Herndon Leon W, Weizer Jennifer S, Stinnett Sandra S
Duke University Eye Center, Durham, NC 27710, USA.
Arch Ophthalmol. 2004 Jan;122(1):17-21. doi: 10.1001/archopht.122.1.17.
To determine if central corneal thickness (CCT) is related to the level of glaucoma severity at the initial examination.
The initial visit to a glaucoma specialist by consecutive patients with primary open-angle glaucoma from 1997 to 2002 was reviewed retrospectively. Each patient's age, sex, race, family history of glaucoma, number of glaucoma medications, visual acuity, spherical equivalent, intraocular pressure, CCT, visual field data, and vertical and horizontal cup-disc ratios were analyzed.

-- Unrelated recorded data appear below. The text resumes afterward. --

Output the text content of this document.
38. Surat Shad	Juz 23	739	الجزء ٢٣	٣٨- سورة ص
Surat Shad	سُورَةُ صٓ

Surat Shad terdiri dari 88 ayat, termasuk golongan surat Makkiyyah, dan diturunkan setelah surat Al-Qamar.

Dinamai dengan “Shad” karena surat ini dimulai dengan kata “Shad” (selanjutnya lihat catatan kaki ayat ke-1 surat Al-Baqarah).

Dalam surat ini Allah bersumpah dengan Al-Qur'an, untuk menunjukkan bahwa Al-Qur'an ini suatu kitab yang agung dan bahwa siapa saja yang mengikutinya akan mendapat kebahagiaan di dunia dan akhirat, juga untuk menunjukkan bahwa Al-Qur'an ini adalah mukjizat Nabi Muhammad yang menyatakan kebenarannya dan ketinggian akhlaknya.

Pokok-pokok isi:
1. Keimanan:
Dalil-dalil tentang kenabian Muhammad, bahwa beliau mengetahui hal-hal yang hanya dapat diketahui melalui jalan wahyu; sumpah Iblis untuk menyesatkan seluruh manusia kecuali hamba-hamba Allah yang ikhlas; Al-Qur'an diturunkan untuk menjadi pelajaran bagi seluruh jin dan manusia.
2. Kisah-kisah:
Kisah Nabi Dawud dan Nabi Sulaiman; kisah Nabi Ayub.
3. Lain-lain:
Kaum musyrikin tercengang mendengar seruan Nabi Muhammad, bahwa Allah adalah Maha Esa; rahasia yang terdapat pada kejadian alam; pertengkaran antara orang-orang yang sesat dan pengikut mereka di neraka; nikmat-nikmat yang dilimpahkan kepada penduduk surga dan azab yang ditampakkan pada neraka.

Three hundred fifty eyes of 190 patients met the inclusion and exclusion criteria. Central corneal thickness was significantly lower in blacks (mean, 537 microm) than in whites (mean, 556 microm). Lower CCT was significantly associated with worsened Advanced Glaucoma Intervention Study score, worsened mean deviation of visual field, increased vertical and horizontal cup-disc ratios, and increased number of glaucoma medications. In multivariate analysis, lower CCT was significantly associated with worsened Advanced Glaucoma Intervention Study score, worsened mean deviation of visual field, and increased vertical and horizontal cup-disc ratios.
Central corneal thickness is a powerful clinical factor in determining glaucoma severity at the initial examination by a specialist. Measuring CCT may aid the ophthalmologist in identification of glaucoma patients at high risk for progression.
确定初次检查时中央角膜厚度(CCT)是否与青光眼严重程度相关。
回顾性分析1997年至2002年连续就诊于青光眼专科医生的原发性开角型青光眼患者的初次就诊情况。分析每位患者的年龄、性别、种族、青光眼家族史、青光眼药物数量、视力、等效球镜度、眼压、CCT、视野数据以及垂直和水平杯盘比。
190例患者的350只眼符合纳入和排除标准。黑人的中央角膜厚度(平均537微米)显著低于白人(平均556微米)。较低的CCT与较差的青光眼干预研究(Advanced Glaucoma Intervention Study)评分、较差的视野平均偏差、增加的垂直和水平杯盘比以及增加的青光眼药物数量显著相关。在多变量分析中,较低的CCT与较差的青光眼干预研究评分、较差的视野平均偏差以及增加的垂直和水平杯盘比显著相关。
中央角膜厚度是专科医生初次检查时确定青光眼严重程度的一个重要临床因素。测量CCT可能有助于眼科医生识别有进展高风险的青光眼患者。